Article 31A aims at saving laws providing for the compulsory acquisition by the State of a certain            kind of property from the operation of article 13 read with other relevant articles in Part III, while article 3lB purports to validate certain specified Acts            and Regulations already passed, which, but for such a provision, would be liable to be impugned under article 13.[6]

Constitutional Validity of Article 31B

In Waman Rao v. Union of India[7], the court held that amendments in the Ninth schedule made before the decision of Keshavananda Bharti v. State of Kerala[8], were beyond challenge. But the amendments made afterwards could be tested on the grounds of amendment of basic structure. Similar views were given by the court in Minerva Mills v. Union of India.[9]

In I.R. Coelho v. State of Tamil Nadu[10], the nine judge bench of the Supreme Court unanimously decided that, while the laws included in the Ninth schedule before the decision in Keshavananda Bharti case[11] are immune from any challenge on the grounds of violation of fundamental rights or basic structure and the Acts included after the decision shall be open to challenge. The Court also reaffirmed that Article 31B did not destroy or damage the basic structure of the Constitution.

Constitutional Validity of Article 31C

Again in Minerva Mills Ltd. v. Union of India[12], the Supreme Court ruled that the extension of the shield of Article 31C to all the Directive Principles was beyond the amending power of Parliament under Article 368 because by giving primacy to all Directive Principles over the Fundamental Rights in Article 14 and 19, the essential features of the constitution i.e judicial review has been destroyed.

Parliament has power to amend Part III so as to abridge or take away fundamental rights but that power is subject to the limitation of basic structure doctrine. There should be a balance between fundamental rights an Directive Principles of State Policy.[13]

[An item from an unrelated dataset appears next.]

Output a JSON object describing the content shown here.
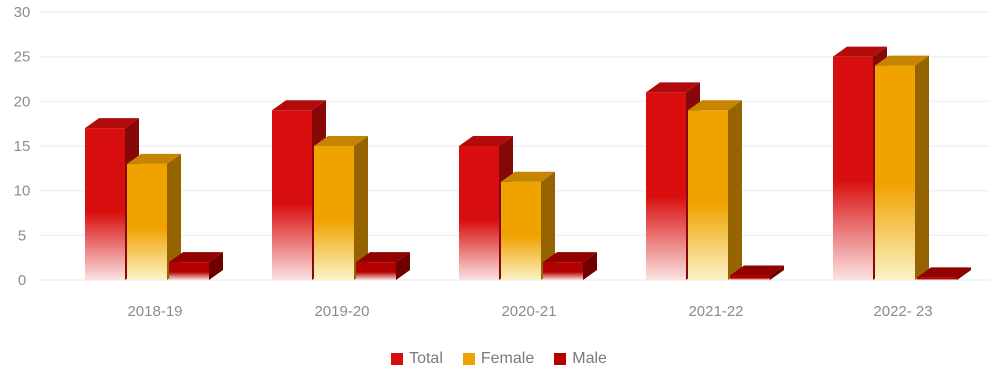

That right to property is a basic civil right has long been recognised. This again would show that if the fundamental right to freedom of speech or personal liberty pertains to basic structure, there is every reason that the fundamental right to property should also pertain to it.

The basic structure of the constitution, as a mandate, can be achieved only through the permissible means of the objectives set out in part III of the constitution. In other words, the mandatory ends set out in Part IV can be achieved only through those means which are consistent with the fundamental rights conferred by Part III.

The objective behind these provisions should be considered while deciding there constitutionality. As discussed above, these provisions were enacted to abolish the zamindari system which would help the Government to develop the country. These provisions also provide a shield to the laws which are made by following the Directive Principles of State Policy because the list provided under Directive Principles provides the necessary requirements of a ideal state. Therefore such laws should not be challenged if they are in consistence with the part III of the Indian Constitution. Hence it can be concluded that these provisions are made for the best interest of the public at large and should be considered as valid and constitutional.

[1] AIR (1952) Pat 417.

[2] Id.

[3] AIR(1978) SC 1296.

[4] AIR(1980) 1762.

[5] AIR 1980 SC 1789.

[6] Sri Sankari Prasad Singh Deo vs Union Of India And State Of Bihar, AIR (1951) SC 458.

[7] (1981) 2 SCC 362.

[8] (1973) 4 SCC 225.

[9] AIR 1980 SC 1789.

[10] AIR(1999) SC 3179.

[11] (1973) 4 SCC 225.

[12] AIR 1980 SC 1789.

[13] I.R. Coelho v. State of Tamil Nadu, AIR(1999) SC 3179.